Rachel Young’s research investigates the role of social media and other user-generated digital content in health and wellness. Overall, the goal behind her research is to apply mass communication theory to improve health outcomes.

Journalism students find some professional benefits to the spread of social media and smartphones, from finding sources on Twitter to using phones to record photo or audio in the field. But constant connection also has its drawbacks. Hours a day spent with these small screens leads to a lack of unstructured time for connection in person or thinking creatively.

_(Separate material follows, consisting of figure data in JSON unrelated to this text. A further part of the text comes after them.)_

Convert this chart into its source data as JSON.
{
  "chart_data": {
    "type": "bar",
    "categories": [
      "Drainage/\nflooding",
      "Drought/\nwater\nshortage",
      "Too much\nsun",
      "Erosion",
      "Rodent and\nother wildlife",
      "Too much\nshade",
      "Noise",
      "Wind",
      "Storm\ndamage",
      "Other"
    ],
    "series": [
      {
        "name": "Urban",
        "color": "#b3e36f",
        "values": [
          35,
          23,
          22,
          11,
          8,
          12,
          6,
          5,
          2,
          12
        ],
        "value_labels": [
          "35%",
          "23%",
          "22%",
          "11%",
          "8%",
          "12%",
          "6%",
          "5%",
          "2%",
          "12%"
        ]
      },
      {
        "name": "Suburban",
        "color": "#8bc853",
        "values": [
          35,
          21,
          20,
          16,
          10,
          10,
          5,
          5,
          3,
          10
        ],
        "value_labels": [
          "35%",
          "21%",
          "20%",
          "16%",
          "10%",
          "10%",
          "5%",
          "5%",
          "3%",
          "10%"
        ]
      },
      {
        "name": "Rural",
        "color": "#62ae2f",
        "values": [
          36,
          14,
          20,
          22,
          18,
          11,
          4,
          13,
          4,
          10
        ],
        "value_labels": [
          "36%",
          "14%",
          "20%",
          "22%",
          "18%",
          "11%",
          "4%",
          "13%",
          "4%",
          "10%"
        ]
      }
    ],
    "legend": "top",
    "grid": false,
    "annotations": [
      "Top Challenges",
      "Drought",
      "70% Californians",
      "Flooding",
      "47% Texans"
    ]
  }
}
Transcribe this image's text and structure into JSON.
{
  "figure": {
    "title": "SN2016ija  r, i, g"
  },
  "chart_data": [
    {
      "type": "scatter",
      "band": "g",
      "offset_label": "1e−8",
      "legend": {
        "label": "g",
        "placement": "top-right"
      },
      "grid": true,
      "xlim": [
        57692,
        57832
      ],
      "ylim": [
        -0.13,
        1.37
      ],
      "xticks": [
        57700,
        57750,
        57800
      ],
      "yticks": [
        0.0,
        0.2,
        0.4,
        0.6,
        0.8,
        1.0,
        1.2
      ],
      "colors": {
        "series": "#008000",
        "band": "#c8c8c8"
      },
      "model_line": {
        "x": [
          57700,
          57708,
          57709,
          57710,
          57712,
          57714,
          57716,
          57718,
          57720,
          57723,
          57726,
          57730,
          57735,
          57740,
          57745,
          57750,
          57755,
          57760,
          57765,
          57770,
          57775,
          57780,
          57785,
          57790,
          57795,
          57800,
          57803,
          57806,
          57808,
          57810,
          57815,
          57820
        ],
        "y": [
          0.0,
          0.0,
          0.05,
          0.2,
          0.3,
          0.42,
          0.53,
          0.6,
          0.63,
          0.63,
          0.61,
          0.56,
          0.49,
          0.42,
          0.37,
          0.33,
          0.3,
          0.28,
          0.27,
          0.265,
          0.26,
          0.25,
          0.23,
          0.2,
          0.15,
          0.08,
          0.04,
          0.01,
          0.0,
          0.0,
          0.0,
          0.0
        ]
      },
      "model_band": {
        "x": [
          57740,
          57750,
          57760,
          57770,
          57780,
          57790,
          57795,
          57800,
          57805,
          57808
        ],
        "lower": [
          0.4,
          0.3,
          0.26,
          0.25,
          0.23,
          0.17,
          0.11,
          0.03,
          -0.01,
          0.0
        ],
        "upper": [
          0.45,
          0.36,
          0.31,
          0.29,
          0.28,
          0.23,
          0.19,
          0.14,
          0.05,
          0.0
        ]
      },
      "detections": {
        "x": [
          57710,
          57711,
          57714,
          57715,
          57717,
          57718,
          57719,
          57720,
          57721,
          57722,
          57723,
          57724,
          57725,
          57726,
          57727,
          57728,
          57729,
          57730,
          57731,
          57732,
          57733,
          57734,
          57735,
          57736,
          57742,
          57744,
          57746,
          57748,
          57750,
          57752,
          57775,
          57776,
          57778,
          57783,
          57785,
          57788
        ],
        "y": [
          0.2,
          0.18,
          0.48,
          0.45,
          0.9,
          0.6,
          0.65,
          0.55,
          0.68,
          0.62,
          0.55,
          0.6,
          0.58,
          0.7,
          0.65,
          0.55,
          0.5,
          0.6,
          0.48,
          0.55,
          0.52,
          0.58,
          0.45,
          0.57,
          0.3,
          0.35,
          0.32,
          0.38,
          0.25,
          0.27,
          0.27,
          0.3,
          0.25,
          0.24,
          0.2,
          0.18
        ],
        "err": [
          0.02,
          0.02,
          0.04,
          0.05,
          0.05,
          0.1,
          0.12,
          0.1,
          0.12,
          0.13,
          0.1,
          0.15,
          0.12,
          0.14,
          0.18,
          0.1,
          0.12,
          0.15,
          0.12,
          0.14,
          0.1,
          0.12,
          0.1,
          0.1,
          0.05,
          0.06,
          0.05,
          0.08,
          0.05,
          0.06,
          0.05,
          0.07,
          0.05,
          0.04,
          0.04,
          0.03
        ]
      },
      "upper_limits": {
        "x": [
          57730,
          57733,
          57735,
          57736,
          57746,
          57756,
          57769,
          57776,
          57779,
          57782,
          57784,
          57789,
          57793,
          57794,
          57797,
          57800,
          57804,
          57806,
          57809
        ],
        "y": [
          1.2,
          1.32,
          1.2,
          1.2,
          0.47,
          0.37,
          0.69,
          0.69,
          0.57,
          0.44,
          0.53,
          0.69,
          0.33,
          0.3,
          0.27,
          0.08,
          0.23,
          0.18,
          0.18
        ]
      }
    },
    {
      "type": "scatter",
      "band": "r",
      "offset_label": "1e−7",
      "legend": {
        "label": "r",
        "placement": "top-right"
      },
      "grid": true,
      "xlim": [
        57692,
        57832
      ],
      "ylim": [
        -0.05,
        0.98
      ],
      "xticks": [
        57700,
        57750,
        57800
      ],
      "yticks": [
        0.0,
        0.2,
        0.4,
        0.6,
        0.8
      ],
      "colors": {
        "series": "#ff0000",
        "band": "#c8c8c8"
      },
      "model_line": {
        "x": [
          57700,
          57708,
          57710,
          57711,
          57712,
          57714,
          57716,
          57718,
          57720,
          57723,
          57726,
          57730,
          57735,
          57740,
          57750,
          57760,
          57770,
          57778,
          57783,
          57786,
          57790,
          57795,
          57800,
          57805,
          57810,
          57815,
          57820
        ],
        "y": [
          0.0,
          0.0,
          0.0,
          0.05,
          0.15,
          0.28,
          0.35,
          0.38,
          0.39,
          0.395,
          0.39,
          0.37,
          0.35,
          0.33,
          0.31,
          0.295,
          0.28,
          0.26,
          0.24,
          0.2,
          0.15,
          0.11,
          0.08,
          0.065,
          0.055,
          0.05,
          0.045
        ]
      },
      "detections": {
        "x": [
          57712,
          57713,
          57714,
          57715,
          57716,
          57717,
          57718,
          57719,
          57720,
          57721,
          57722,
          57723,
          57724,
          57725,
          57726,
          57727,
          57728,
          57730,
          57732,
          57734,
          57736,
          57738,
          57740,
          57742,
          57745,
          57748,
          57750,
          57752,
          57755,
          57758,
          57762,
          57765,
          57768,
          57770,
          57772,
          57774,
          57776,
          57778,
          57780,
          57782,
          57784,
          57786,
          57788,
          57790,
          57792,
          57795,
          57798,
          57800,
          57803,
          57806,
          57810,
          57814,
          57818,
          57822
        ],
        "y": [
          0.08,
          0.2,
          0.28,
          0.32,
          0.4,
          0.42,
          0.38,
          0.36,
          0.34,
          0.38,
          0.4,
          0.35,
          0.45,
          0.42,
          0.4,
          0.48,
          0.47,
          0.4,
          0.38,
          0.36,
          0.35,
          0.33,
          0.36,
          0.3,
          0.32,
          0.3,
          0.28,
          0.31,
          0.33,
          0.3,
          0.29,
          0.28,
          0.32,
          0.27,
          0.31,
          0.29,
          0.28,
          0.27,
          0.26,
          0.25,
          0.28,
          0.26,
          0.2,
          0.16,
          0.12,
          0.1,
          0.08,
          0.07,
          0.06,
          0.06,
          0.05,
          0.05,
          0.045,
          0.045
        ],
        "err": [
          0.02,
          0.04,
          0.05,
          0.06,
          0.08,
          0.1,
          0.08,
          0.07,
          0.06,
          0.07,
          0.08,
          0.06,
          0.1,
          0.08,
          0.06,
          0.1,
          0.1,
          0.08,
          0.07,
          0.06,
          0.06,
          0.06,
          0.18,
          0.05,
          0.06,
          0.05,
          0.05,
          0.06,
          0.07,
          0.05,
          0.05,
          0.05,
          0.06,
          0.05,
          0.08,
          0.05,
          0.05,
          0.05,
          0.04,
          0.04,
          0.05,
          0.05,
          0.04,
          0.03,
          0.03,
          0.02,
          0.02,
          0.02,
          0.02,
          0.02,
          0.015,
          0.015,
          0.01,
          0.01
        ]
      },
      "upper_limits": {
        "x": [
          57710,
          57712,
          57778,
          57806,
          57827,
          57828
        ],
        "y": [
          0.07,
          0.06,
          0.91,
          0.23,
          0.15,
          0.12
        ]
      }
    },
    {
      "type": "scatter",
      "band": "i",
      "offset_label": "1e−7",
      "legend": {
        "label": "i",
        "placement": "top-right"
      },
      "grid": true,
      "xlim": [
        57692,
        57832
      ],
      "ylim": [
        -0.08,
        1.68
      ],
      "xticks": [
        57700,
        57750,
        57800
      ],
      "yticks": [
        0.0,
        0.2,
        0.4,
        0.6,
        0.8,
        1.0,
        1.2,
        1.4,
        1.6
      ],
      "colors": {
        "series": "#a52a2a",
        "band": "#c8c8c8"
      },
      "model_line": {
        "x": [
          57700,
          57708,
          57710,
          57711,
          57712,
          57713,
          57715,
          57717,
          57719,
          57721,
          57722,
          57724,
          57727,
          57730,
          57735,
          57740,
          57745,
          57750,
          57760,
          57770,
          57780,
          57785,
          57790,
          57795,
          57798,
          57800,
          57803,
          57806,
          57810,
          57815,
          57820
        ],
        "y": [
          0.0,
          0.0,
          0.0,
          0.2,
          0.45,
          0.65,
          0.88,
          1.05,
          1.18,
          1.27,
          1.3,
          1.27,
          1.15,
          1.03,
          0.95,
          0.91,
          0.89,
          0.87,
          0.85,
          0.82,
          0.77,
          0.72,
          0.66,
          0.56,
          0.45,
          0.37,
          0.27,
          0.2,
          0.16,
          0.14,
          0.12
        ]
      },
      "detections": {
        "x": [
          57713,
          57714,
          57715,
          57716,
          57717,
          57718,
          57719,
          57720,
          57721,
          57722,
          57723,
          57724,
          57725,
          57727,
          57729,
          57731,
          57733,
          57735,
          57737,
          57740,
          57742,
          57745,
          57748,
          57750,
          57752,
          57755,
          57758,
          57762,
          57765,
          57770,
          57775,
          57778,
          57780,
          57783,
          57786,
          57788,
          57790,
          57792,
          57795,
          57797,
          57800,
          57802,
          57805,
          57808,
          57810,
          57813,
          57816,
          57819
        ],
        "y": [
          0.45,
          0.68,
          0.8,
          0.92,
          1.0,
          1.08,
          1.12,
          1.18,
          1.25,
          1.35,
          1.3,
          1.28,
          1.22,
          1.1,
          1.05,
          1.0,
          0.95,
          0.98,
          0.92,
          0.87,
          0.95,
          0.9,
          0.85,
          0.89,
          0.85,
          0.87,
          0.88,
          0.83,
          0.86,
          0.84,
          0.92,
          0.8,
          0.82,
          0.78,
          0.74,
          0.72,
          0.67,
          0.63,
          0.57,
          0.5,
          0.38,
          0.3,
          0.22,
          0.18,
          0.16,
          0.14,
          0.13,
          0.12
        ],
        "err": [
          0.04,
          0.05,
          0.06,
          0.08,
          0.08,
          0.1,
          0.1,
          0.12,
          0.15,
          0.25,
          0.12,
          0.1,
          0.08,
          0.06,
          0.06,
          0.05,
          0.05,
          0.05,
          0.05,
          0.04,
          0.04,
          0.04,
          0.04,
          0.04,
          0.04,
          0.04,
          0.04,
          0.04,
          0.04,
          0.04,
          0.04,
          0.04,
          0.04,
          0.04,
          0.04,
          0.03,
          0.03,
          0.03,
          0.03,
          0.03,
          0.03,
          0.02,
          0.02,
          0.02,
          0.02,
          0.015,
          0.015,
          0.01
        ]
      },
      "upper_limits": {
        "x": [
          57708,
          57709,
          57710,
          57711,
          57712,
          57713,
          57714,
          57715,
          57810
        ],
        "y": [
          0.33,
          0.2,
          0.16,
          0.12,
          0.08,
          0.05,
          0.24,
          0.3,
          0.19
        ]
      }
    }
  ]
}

Students in Rachel’s first year seminar, Fall 2019, engaged with the question, what do our phones do to us, as individuals and as a society. They reviewed and critiqued the current research on how smartphones and social media may affect concentration, conversation, self-esteem, and social skills. Students also experimented with their own smartphone use. By following along with the challenges in the book Bored and Brilliant, students recorded how much time they really spent on phones, kept phones off while in motion, and deleted their favorite app for a day.  Students interviewed others about their smartphone habits, then developed a media manifesto that called out one effect of smartphones and proposed a solution. Their drastic and creative fixes included locking phones up during face-to-face conversations, creating messaging apps that won’t allow abbreviations, and smashing social media and phones entirely. Students reported becoming much more aware of smartphone use, and also hoped to be more intentional about using their phones in the future.